Back to Raf Simons SS17 Collection Featuring Robert Mapplethorpe’s Homoerotic Art

Art has often been fashion’s muse, with designers exploring the cultural and implicit meanings of art through wearables. Whether blending art into fashion means or not that fashion can be art is just an unnecessary question. What binds art and fashion is the fascination to pursue and grasp creativity in different forms, canalising the essence of an existent work whilst revisiting its meaning.

That said, looking at the art-meets-fashion agenda from a place of creative synergy feels like a congruent read of the Raf Simons Spring/Summer 2017 collection illuminated by Robert Mapplethorpe’s photography, which served as a bidirectional bridge to unveil the way their artistic endeavours stand for their attitude towards their personal experiences and the intimate projection of themselves into the future.

“The work dealing with sexuality is very directly related to my own experiences. It was an area that hadn’t been explored in contemporary art, and so it was an area that interested me in terms of making my statement,” said Mapplethorpe, whose work documented the growing forces driving sexual freedom and the sprout of nightlife and gay clubs during the ‘70s and ‘80s — a period thriving on homoeroticism and which subjectivity Mapplethorpe captured elegantly.

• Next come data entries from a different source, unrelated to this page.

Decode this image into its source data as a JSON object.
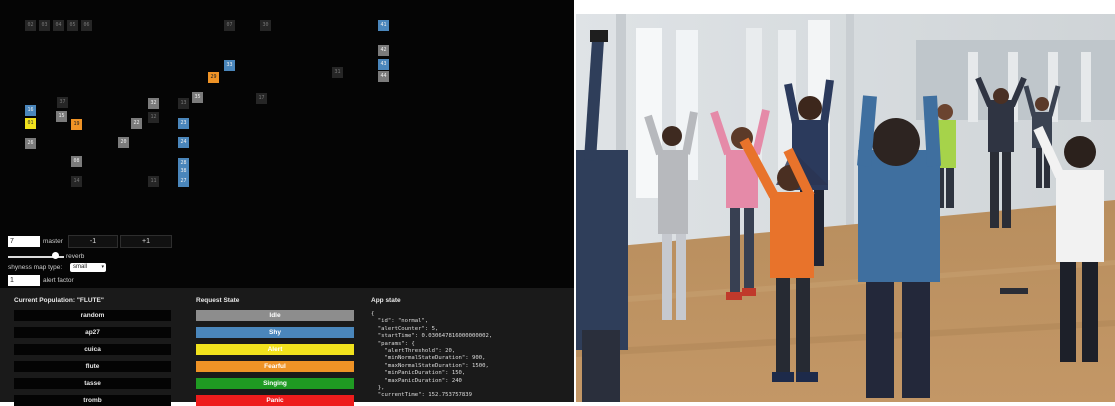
{
  "shyness_map": {
    "squares": [
      {
        "label": "02",
        "color": "dark"
      },
      {
        "label": "03",
        "color": "dark"
      },
      {
        "label": "04",
        "color": "dark"
      },
      {
        "label": "05",
        "color": "dark"
      },
      {
        "label": "06",
        "color": "dark"
      },
      {
        "label": "41",
        "color": "blue"
      },
      {
        "label": "42",
        "color": "gray"
      },
      {
        "label": "43",
        "color": "blue"
      },
      {
        "label": "44",
        "color": "gray"
      },
      {
        "label": "33",
        "color": "blue"
      },
      {
        "label": "29",
        "color": "orange"
      },
      {
        "label": "31",
        "color": "dark"
      },
      {
        "label": "35",
        "color": "gray"
      },
      {
        "label": "17",
        "color": "dark"
      },
      {
        "label": "32",
        "color": "gray"
      },
      {
        "label": "37",
        "color": "dark"
      },
      {
        "label": "16",
        "color": "blue"
      },
      {
        "label": "12",
        "color": "dark"
      },
      {
        "label": "13",
        "color": "dark"
      },
      {
        "label": "15",
        "color": "gray"
      },
      {
        "label": "22",
        "color": "gray"
      },
      {
        "label": "23",
        "color": "blue"
      },
      {
        "label": "01",
        "color": "yellow"
      },
      {
        "label": "19",
        "color": "orange"
      },
      {
        "label": "26",
        "color": "gray"
      },
      {
        "label": "20",
        "color": "gray"
      },
      {
        "label": "24",
        "color": "blue"
      },
      {
        "label": "08",
        "color": "gray"
      },
      {
        "label": "14",
        "color": "dark"
      },
      {
        "label": "28",
        "color": "blue"
      },
      {
        "label": "11",
        "color": "dark"
      },
      {
        "label": "38",
        "color": "blue"
      },
      {
        "label": "27",
        "color": "blue"
      },
      {
        "label": "07",
        "color": "dark"
      },
      {
        "label": "30",
        "color": "dark"
      }
    ]
  },
  "controls": {
    "master_value": "7",
    "master_label": "master",
    "minus_label": "-1",
    "plus_label": "+1",
    "reverb_label": "reverb",
    "reverb_level": 0.85,
    "shyness_map_type_label": "shyness map type:",
    "shyness_map_type_value": "small",
    "alert_factor_value": "1",
    "alert_factor_label": "alert factor"
  },
  "population": {
    "title": "Current Population: \"FLUTE\"",
    "items": [
      "random",
      "ap27",
      "cuica",
      "flute",
      "tasse",
      "tromb"
    ]
  },
  "request_state": {
    "title": "Request State",
    "states": [
      {
        "label": "Idle",
        "color": "#8d8d8d"
      },
      {
        "label": "Shy",
        "color": "#4a86bb"
      },
      {
        "label": "Alert",
        "color": "#f1e21d"
      },
      {
        "label": "Fearful",
        "color": "#ef9326"
      },
      {
        "label": "Singing",
        "color": "#1f9a22"
      },
      {
        "label": "Panic",
        "color": "#ee1c1c"
      }
    ]
  },
  "app_state": {
    "title": "App state",
    "json": "{\n  \"id\": \"normal\",\n  \"alertCounter\": 5,\n  \"startTime\": 0.030647816000000002,\n  \"params\": {\n    \"alertThreshold\": 20,\n    \"minNormalStateDuration\": 900,\n    \"maxNormalStateDuration\": 1500,\n    \"minPanicDuration\": 150,\n    \"maxPanicDuration\": 240\n  },\n  \"currentTime\": 152.753757839"
  }
}
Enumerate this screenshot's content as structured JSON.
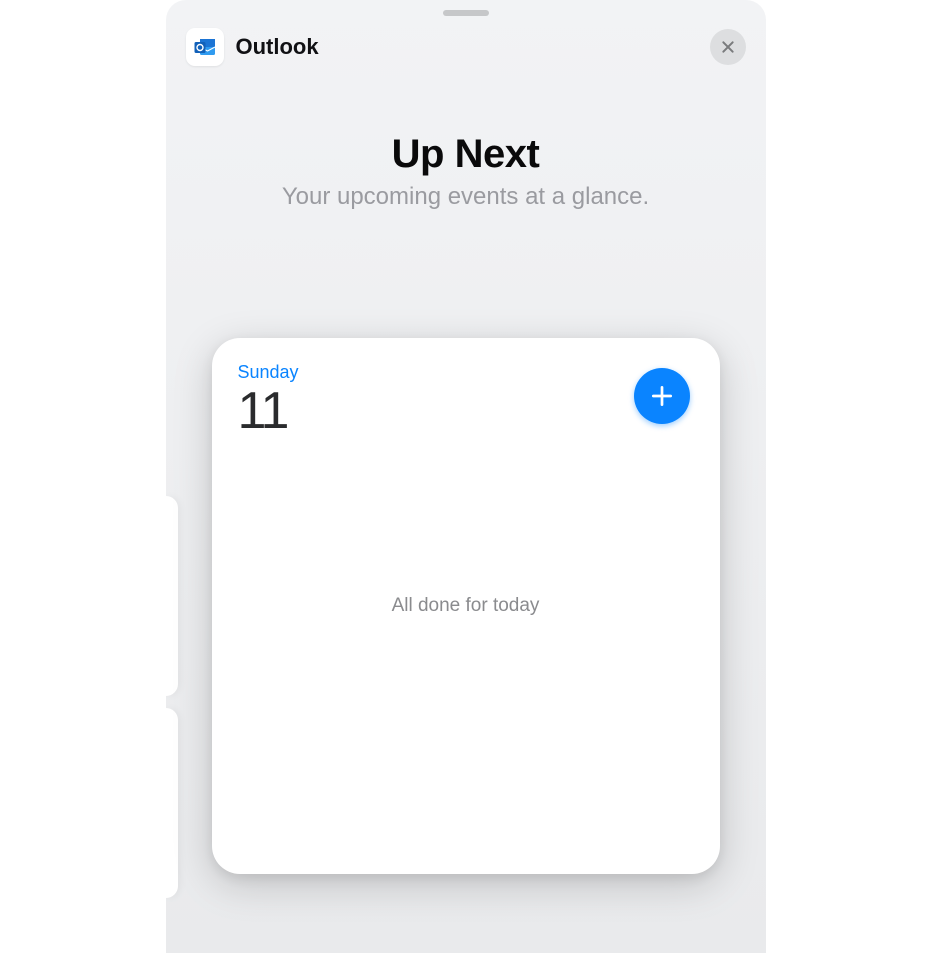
{
  "header": {
    "app_name": "Outlook"
  },
  "main": {
    "title": "Up Next",
    "subtitle": "Your upcoming events at a glance."
  },
  "widget": {
    "day_name": "Sunday",
    "day_number": "11",
    "status": "All done for today"
  },
  "colors": {
    "accent": "#0a84ff"
  }
}
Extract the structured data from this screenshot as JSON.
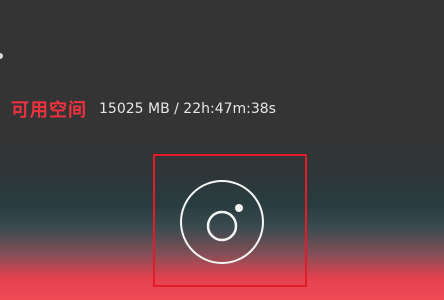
{
  "storage": {
    "label": "可用空间",
    "value": "15025 MB / 22h:47m:38s"
  },
  "camera": {
    "icon": "camera-lens-icon"
  }
}
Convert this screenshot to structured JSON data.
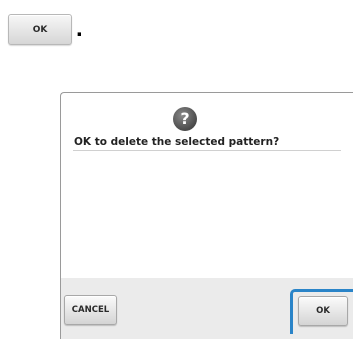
{
  "sample": {
    "ok_label": "OK",
    "trailing_punctuation": "."
  },
  "dialog": {
    "icon": "question-icon",
    "icon_glyph": "?",
    "message": "OK to delete the selected pattern?",
    "cancel_label": "CANCEL",
    "ok_label": "OK"
  },
  "colors": {
    "highlight": "#2a84c8",
    "footer_bg": "#ebebeb"
  }
}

Similarly, Raf Simons has been known for subverting the conventions of luxury fashion, bringing together invisible subcultures and combining cultural references that hadn’t been seen before during fashion weeks. Simons’s unconventional approach to fashion and culture along with a growing cult following might have been at the top of the reasons why the Robert Mapplethorpe Foundation contacted Simons for a collaboration. Without thinking twice, Simons embarked on a journey through the photographer’s archive with the aim of translating his transgressive work into fashion.

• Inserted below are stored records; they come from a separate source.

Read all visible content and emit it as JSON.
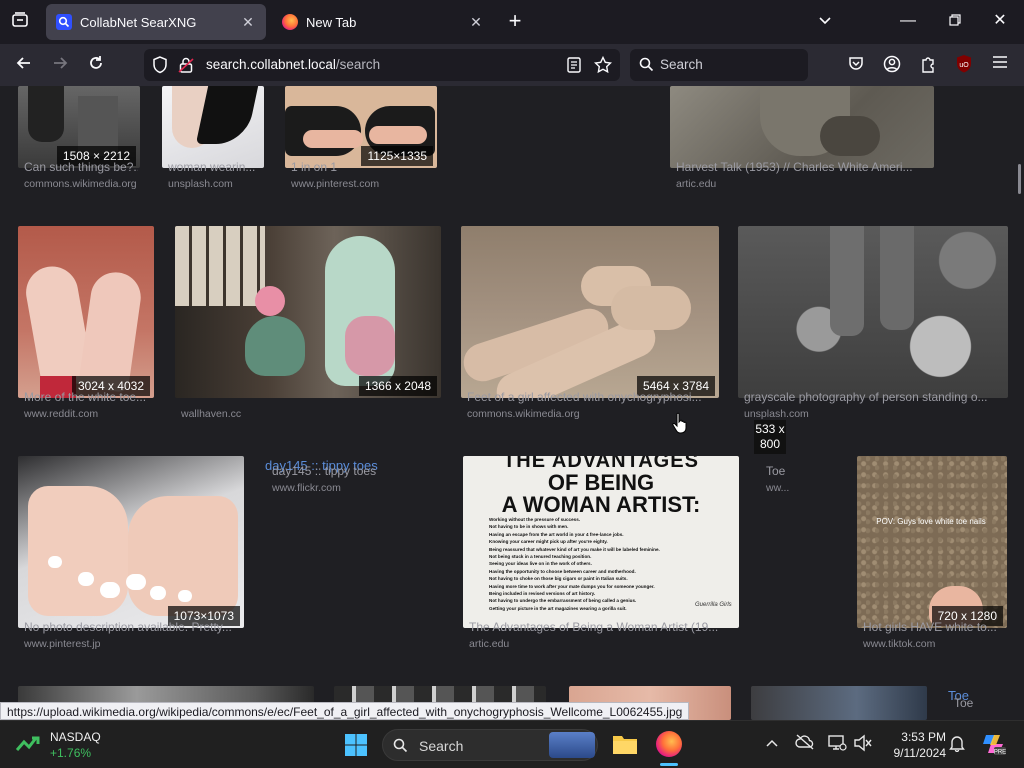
{
  "tabs": [
    {
      "title": "CollabNet SearXNG",
      "active": true
    },
    {
      "title": "New Tab",
      "active": false
    }
  ],
  "url": {
    "host": "search.collabnet.local",
    "path": "/search"
  },
  "search_placeholder": "Search",
  "results_row0": [
    {
      "title": "Can such things be?...",
      "source": "commons.wikimedia.org",
      "dim": "1508 × 2212"
    },
    {
      "title": "woman wearin...",
      "source": "unsplash.com",
      "dim": ""
    },
    {
      "title": "1 in on 1",
      "source": "www.pinterest.com",
      "dim": "1125×1335"
    },
    {
      "title": "Harvest Talk (1953) // Charles White Ameri...",
      "source": "artic.edu",
      "dim": ""
    }
  ],
  "results_row1": [
    {
      "title": "More of the white toe...",
      "source": "www.reddit.com",
      "dim": "3024 x 4032"
    },
    {
      "title": "",
      "source": "wallhaven.cc",
      "dim": "1366 x 2048"
    },
    {
      "title": "Feet of a girl affected with onychogryphosi...",
      "source": "commons.wikimedia.org",
      "dim": "5464 x 3784"
    },
    {
      "title": "grayscale photography of person standing o...",
      "source": "unsplash.com",
      "dim": ""
    }
  ],
  "results_row2": [
    {
      "title": "No photo description available. Pretty...",
      "source": "www.pinterest.jp",
      "dim": "1073×1073"
    },
    {
      "title": "day145 :: tippy toes",
      "source": "www.flickr.com",
      "dim": "",
      "overlay": "day145 :: tippy toes"
    },
    {
      "title": "The Advantages of Being a Woman Artist (19...",
      "source": "artic.edu",
      "dim": ""
    },
    {
      "title": "Toe",
      "source": "ww...",
      "dim": "533 x 800"
    },
    {
      "title": "Hot girls HAVE white to...",
      "source": "www.tiktok.com",
      "dim": "720 x 1280",
      "caption": "POV: Guys love white toe nails"
    }
  ],
  "poster": {
    "headline1": "THE ADVANTAGES",
    "headline2": "OF BEING",
    "headline3": "A WOMAN ARTIST:",
    "lines": [
      "Working without the pressure of success.",
      "Not having to be in shows with men.",
      "Having an escape from the art world in your 4 free-lance jobs.",
      "Knowing your career might pick up after you're eighty.",
      "Being reassured that whatever kind of art you make it will be labeled feminine.",
      "Not being stuck in a tenured teaching position.",
      "Seeing your ideas live on in the work of others.",
      "Having the opportunity to choose between career and motherhood.",
      "Not having to choke on those big cigars or paint in Italian suits.",
      "Having more time to work after your mate dumps you for someone younger.",
      "Being included in revised versions of art history.",
      "Not having to undergo the embarrassment of being called a genius.",
      "Getting your picture in the art magazines wearing a gorilla suit."
    ],
    "signature": "Guerrilla Girls"
  },
  "row3_label": "Toe",
  "row3_label2": "Toe",
  "status_link": "https://upload.wikimedia.org/wikipedia/commons/e/ec/Feet_of_a_girl_affected_with_onychogryphosis_Wellcome_L0062455.jpg",
  "taskbar": {
    "stock_name": "NASDAQ",
    "stock_change": "+1.76%",
    "search_label": "Search",
    "time": "3:53 PM",
    "date": "9/11/2024"
  }
}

Not only were the explicit images of New York’s underground S&M (sadism and masochism) gay scene included in Simons’s collection but every piece from head to toe — including the campaign — was imbued with visual references to Mapplethorpe’s seminal work. For instance, the white wide-necked shirts pointed at Patti Smith’s androgynous style, who Mapplethorpe met in 1967 and photographed throughout their lifelong relationship as lovers, friends and artistic collaborators.

Mapplethorpe’s iconic style captures the brutal rawness of his S&M subject-matter with an unblemished photographic perfection, a clear contrast between subjugating the body to an experience of uncontrolled pleasure given in a controlled, almost soothing environment. In Mapplethorpe’s photography “there is never conflict; there is never an extreme setup,” Simons said in an interview with Alexander Fury for Vogue. “I wanted to approach it very curatorial like you would in a museum.”

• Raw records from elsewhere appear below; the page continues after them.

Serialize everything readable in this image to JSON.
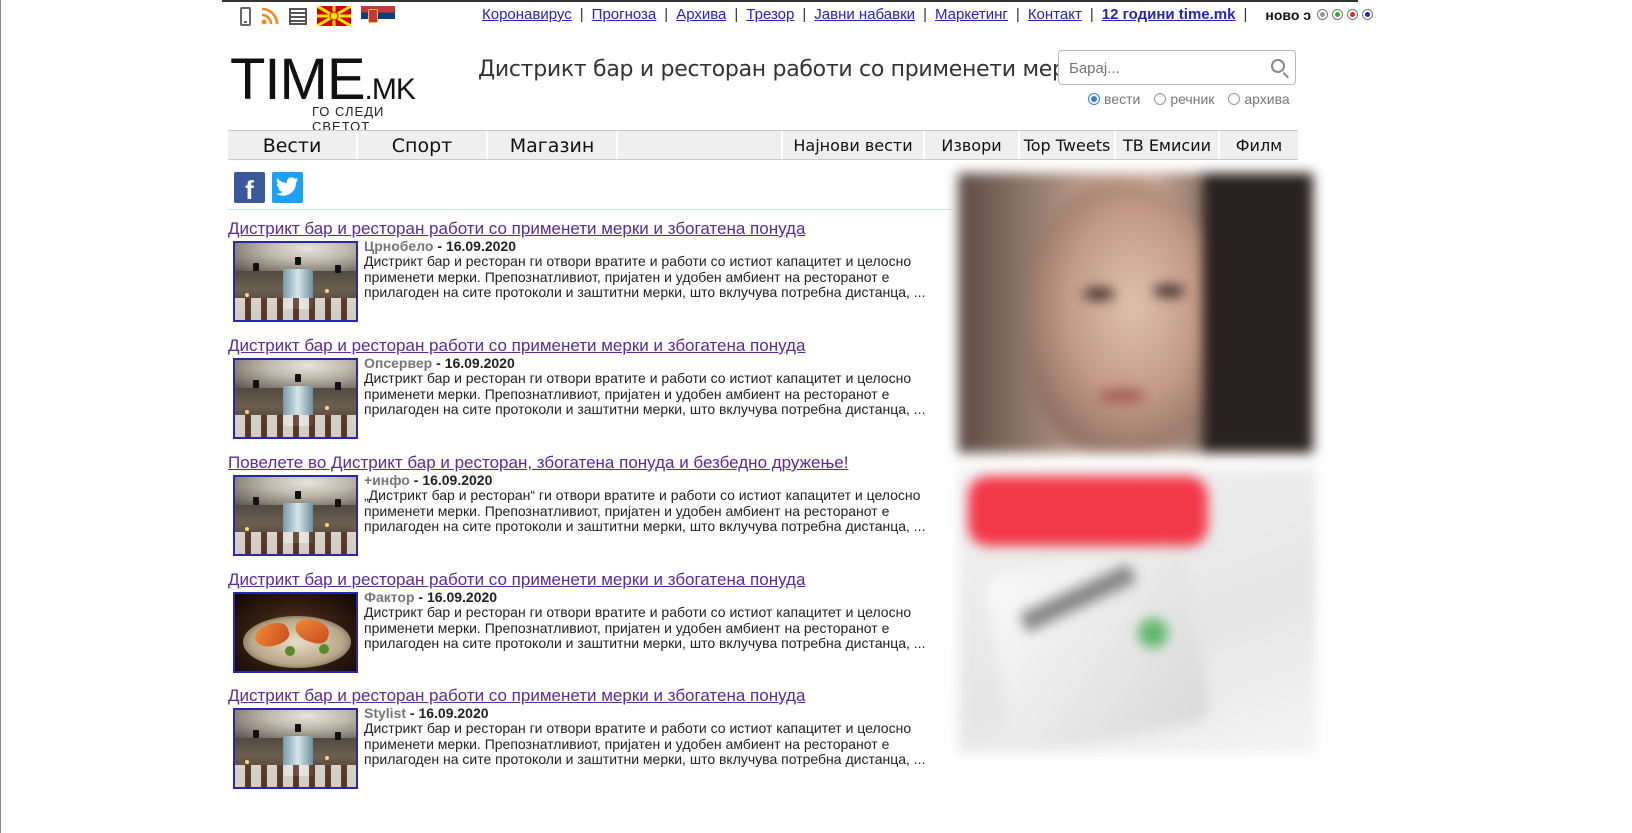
{
  "topbar": {
    "links": [
      "Коронавирус",
      "Прогноза",
      "Архива",
      "Трезор",
      "Јавни набавки",
      "Маркетинг",
      "Контакт"
    ],
    "anniversary": "12 години time.mk",
    "novo": "ново"
  },
  "logo": {
    "main": "TIME",
    "suffix": ".MK",
    "tagline": "ГО СЛЕДИ СВЕТОТ"
  },
  "headline": "Дистрикт бар и ресторан работи со применети мерки и...",
  "search": {
    "placeholder": "Барај...",
    "options": [
      {
        "label": "вести",
        "selected": true
      },
      {
        "label": "речник",
        "selected": false
      },
      {
        "label": "архива",
        "selected": false
      }
    ]
  },
  "nav": {
    "main": [
      "Вести",
      "Спорт",
      "Магазин"
    ],
    "secondary": [
      "Најнови вести",
      "Извори",
      "Top Tweets",
      "ТВ Емисии",
      "Филм"
    ]
  },
  "social": {
    "facebook": "f"
  },
  "articles": [
    {
      "title": "Дистрикт бар и ресторан работи со применети мерки и збогатена понуда",
      "source": "Црнобело",
      "date": "16.09.2020",
      "text": "Дистрикт бар и ресторан ги отвори вратите и работи со истиот капацитет и целосно применети мерки. Препознатливиот, пријатен и удобен амбиент на ресторанот е прилагоден на сите протоколи и заштитни мерки, што вклучува потребна дистанца, ...",
      "thumb": "restaurant"
    },
    {
      "title": "Дистрикт бар и ресторан работи со применети мерки и збогатена понуда",
      "source": "Опсервер",
      "date": "16.09.2020",
      "text": "Дистрикт бар и ресторан ги отвори вратите и работи со истиот капацитет и целосно применети мерки. Препознатливиот, пријатен и удобен амбиент на ресторанот е прилагоден на сите протоколи и заштитни мерки, што вклучува потребна дистанца, ...",
      "thumb": "restaurant"
    },
    {
      "title": "Повелете во Дистрикт бар и ресторан, збогатена понуда и безбедно дружење!",
      "source": "+инфо",
      "date": "16.09.2020",
      "text": "„Дистрикт бар и ресторан“ ги отвори вратите и работи со истиот капацитет и целосно применети мерки. Препознатливиот, пријатен и удобен амбиент на ресторанот е прилагоден на сите протоколи и заштитни мерки, што вклучува потребна дистанца, ...",
      "thumb": "restaurant"
    },
    {
      "title": "Дистрикт бар и ресторан работи со применети мерки и збогатена понуда",
      "source": "Фактор",
      "date": "16.09.2020",
      "text": "Дистрикт бар и ресторан ги отвори вратите и работи со истиот капацитет и целосно применети мерки. Препознатливиот, пријатен и удобен амбиент на ресторанот е прилагоден на сите протоколи и заштитни мерки, што вклучува потребна дистанца, ...",
      "thumb": "food"
    },
    {
      "title": "Дистрикт бар и ресторан работи со применети мерки и збогатена понуда",
      "source": "Stylist",
      "date": "16.09.2020",
      "text": "Дистрикт бар и ресторан ги отвори вратите и работи со истиот капацитет и целосно применети мерки. Препознатливиот, пријатен и удобен амбиент на ресторанот е прилагоден на сите протоколи и заштитни мерки, што вклучува потребна дистанца, ...",
      "thumb": "restaurant"
    }
  ],
  "colors": {
    "link": "#2424b8",
    "visited": "#5a2a9a",
    "facebook": "#3b5998",
    "twitter": "#1da1f2"
  }
}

Such energy of intended harmony — without exuberance and intricacy, one can argue — is staged in the collection: Simons let Mapplethorpe’s photographs take the stage, instead of overdesigning garments around the photographer’s body of work. “To me, it was important, that I would not dominate — with the clothes, with the collection — the work.” And so the execution resulted in the display of white shirts with printed photographs, styled with leather and black trousers reminiscent of Mapplethorpe’s own look. A very simple execution. However, according to Simons, printing was a complex endeavour, especially on a technical level.

But no matter how complex or simple the collection is, looking at Simons’s and Mapplethorpe’s work, the collaboration illustrates how the two artists have influenced our generation, and the ways in which they continue to shape contemporary menswear in the case of Simons, and queer photography in the case of Mapplethorpe.